Rated: PG

Distributed By:

Paramount Pictures

Directed by:

Martin Scorsese


Asa Butterfield as Hugo Cabret; Ben Kingsley as Papa Georges Méliès; Chloë Grace Moretz as Isabelle; Jude Law as Hugo's Father; Helen McCrory as Mama Jeanne; Sacha Baron Cohen as Station Inspector Gustav; Ray Winstone as Uncle Claude; Emily Mortimer as Lisette

Adapted From:

Plugged In Online


Hugo Cabret lives in a secret world. A world of gears and steam and shadowy passageways few know exist. This young orphan's home is deep in the heart of Paris' bustling train station in the 1930s. It wasn't always that way, of course. Once upon a time, Hugo enjoyed the loving care of his father, a clockmaker and museum curator. But when his dad is killed in an explosion, all the love and security the boy has ever known goes up in flames.

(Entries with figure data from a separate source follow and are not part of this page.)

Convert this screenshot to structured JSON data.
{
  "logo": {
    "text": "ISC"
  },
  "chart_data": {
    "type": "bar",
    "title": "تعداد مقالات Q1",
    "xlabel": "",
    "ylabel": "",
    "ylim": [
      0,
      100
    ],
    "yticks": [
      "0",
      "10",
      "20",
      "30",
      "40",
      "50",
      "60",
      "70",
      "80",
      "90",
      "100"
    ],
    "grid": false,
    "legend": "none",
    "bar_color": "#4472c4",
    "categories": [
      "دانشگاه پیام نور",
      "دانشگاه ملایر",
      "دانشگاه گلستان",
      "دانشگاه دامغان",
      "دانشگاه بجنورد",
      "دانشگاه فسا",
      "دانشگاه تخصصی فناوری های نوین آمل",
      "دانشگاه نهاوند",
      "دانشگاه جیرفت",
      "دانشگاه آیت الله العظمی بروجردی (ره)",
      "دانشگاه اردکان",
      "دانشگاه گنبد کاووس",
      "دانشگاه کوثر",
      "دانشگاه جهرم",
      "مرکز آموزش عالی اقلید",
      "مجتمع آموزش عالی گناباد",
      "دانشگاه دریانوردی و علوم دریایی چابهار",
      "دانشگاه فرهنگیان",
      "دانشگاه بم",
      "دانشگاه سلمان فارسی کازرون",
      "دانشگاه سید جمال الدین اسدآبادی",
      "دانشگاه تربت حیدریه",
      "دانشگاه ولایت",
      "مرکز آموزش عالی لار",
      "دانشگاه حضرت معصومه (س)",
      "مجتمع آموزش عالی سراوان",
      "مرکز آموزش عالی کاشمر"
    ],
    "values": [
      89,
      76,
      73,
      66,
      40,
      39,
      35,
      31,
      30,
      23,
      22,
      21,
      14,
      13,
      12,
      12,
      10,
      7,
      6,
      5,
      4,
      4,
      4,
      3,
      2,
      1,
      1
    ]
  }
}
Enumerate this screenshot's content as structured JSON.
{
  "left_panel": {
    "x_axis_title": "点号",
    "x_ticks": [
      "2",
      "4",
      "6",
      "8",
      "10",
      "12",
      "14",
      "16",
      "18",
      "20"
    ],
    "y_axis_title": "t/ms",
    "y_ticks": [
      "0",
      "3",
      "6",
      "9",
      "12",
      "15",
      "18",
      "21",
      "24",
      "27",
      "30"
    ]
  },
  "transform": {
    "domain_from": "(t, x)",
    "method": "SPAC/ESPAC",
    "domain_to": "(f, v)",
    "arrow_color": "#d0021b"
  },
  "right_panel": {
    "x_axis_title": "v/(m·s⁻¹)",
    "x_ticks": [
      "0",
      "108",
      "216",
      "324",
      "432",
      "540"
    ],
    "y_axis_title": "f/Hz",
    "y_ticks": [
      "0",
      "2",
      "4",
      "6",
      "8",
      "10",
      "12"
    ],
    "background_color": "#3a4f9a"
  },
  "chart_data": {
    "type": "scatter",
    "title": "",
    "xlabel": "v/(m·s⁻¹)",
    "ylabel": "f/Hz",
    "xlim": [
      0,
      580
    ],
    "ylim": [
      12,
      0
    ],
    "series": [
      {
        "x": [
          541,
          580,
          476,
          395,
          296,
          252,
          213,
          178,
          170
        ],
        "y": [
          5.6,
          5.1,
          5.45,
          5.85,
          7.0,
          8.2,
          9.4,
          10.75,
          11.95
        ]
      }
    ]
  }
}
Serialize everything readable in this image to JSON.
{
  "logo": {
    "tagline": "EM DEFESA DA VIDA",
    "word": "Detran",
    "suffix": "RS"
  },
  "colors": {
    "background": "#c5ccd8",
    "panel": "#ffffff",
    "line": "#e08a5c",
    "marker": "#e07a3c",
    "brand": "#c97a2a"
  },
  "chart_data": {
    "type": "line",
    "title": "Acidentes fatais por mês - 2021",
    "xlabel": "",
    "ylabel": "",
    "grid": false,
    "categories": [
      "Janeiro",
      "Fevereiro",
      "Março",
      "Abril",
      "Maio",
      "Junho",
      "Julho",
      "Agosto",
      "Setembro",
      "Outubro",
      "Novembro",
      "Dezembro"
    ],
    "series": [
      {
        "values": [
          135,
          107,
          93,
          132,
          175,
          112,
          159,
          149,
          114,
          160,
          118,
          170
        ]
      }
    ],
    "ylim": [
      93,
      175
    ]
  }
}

Hugo now tends to winding the station's clocks. Alone. It would be a hopeless existence but for one important legacy his father left behind—an intricate, robot-like automaton. Hugo's convinced the automaton might give him a message from his father that would help him make sense of his life. Except that the automaton is broken. So Hugo steals toys from a shop in the train station and uses their gears to try to restore the automaton to "life." Hugo befriends Isabelle, a wide-eyed, wonder-filled girl longing for an adventure. As Hugo and Isabelle piece together the mystery of the broken automaton, they stumble into an adventure that will unlock a secret.

The film revolves around the importance of friendship and family, purpose and imagination. Hugo wonders about his larger place in the world. He reasons that machines never have extra parts, that every part is necessary and purposeful, so he says, "I couldn't be an extra part. I have to be here for some reason."

Hugo contains some violent scenes, including a fiery explosion and being chased by runaway trains. Hugo repeatedly steals and is seen sneaking into a movie theater.

Based on a popular children's book The Invention of Hugo Cabret, Hugo is nothing short of mesmerizing. Visually, the film is a masterpiece and gives the audience a beautiful glimpse of Paris in the 1930s. Friendship and family, perseverance and hope all take center stage in this touching tale. Movies like this show that there are filmmakers in Hollywood who have the capacity to tell a spellbinding story without going to a PG-13 or R rating. They just have to choose to do so.